What is the smallest number by which 625 must be divided so that the quotient is a perfect cube ?

To find the smallest number by which 625 must be divided so that the quotient is a perfect cube, we can follow these steps: ### Step 1: Factor 625 First, we need to find the prime factorization of 625. 625 can be expressed as: \[ 625 = 5 \times 5 \times 5 \times 5 = 5^4 \] ### Step 2: Understand the condition for a perfect cube A number is a perfect cube if all the exponents in its prime factorization are multiples of 3. In our case, we have: \[ 5^4 \] The exponent 4 is not a multiple of 3. ### Step 3: Determine how to adjust the exponent To make the exponent a multiple of 3, we need to reduce it.

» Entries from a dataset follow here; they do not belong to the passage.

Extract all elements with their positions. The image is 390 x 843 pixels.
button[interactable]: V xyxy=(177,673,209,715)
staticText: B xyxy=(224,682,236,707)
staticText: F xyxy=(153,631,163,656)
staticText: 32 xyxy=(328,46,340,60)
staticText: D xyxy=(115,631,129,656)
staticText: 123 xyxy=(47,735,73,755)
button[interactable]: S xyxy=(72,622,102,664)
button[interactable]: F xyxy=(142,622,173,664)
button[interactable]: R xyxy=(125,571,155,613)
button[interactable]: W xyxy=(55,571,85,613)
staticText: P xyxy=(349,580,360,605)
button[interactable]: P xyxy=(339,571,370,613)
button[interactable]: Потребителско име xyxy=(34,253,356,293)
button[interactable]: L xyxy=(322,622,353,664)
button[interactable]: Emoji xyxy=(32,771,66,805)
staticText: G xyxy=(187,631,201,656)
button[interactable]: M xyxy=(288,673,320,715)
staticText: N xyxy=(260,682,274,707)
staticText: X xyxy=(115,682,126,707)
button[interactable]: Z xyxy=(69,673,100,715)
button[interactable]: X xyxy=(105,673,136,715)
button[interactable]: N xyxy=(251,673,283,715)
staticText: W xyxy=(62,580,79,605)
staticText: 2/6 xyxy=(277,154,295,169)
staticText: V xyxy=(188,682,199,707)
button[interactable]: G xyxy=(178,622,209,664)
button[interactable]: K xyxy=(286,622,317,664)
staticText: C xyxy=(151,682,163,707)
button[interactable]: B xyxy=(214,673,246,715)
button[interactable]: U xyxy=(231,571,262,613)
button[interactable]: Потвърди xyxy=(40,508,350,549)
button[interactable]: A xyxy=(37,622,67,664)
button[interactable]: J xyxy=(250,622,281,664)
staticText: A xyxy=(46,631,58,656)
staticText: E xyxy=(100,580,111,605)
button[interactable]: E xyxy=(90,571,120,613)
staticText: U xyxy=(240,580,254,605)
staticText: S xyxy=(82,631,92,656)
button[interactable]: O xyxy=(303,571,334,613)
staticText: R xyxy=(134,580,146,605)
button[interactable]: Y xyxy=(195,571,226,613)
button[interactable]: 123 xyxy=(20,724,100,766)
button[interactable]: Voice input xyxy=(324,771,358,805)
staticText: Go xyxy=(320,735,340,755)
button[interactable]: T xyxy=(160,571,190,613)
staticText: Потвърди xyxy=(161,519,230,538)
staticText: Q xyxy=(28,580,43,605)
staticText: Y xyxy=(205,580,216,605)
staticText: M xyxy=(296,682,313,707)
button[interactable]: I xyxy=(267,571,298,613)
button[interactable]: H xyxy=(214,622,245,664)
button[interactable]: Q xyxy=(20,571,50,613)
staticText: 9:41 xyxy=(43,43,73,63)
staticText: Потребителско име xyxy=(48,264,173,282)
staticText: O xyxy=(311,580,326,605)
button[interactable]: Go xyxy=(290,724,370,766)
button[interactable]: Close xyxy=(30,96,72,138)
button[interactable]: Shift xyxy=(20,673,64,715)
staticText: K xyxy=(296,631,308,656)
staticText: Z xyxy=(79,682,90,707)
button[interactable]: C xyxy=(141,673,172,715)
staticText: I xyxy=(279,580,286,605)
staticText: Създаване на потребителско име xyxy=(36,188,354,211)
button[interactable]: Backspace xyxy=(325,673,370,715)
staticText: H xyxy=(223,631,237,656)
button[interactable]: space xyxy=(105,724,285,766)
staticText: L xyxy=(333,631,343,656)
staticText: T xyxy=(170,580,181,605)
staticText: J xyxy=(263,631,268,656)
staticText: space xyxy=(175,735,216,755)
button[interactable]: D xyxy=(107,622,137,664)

The nearest multiple of 3 that is less than 4 is 3. Therefore, we need to reduce the exponent from 4 to 3. ### Step 4: Calculate how much to divide To reduce the exponent from 4 to 3, we need to remove one factor of 5. This means we need to divide 625 by \( 5^1 \) (which is 5). ### Step 5: Conclusion Thus, the smallest number by which 625 must be divided to get a perfect cube is: \[ \text{Answer} = 5 \] ### Final Answer: The smallest number by which 625 must be divided so that the quotient is a perfect cube is **5**. ---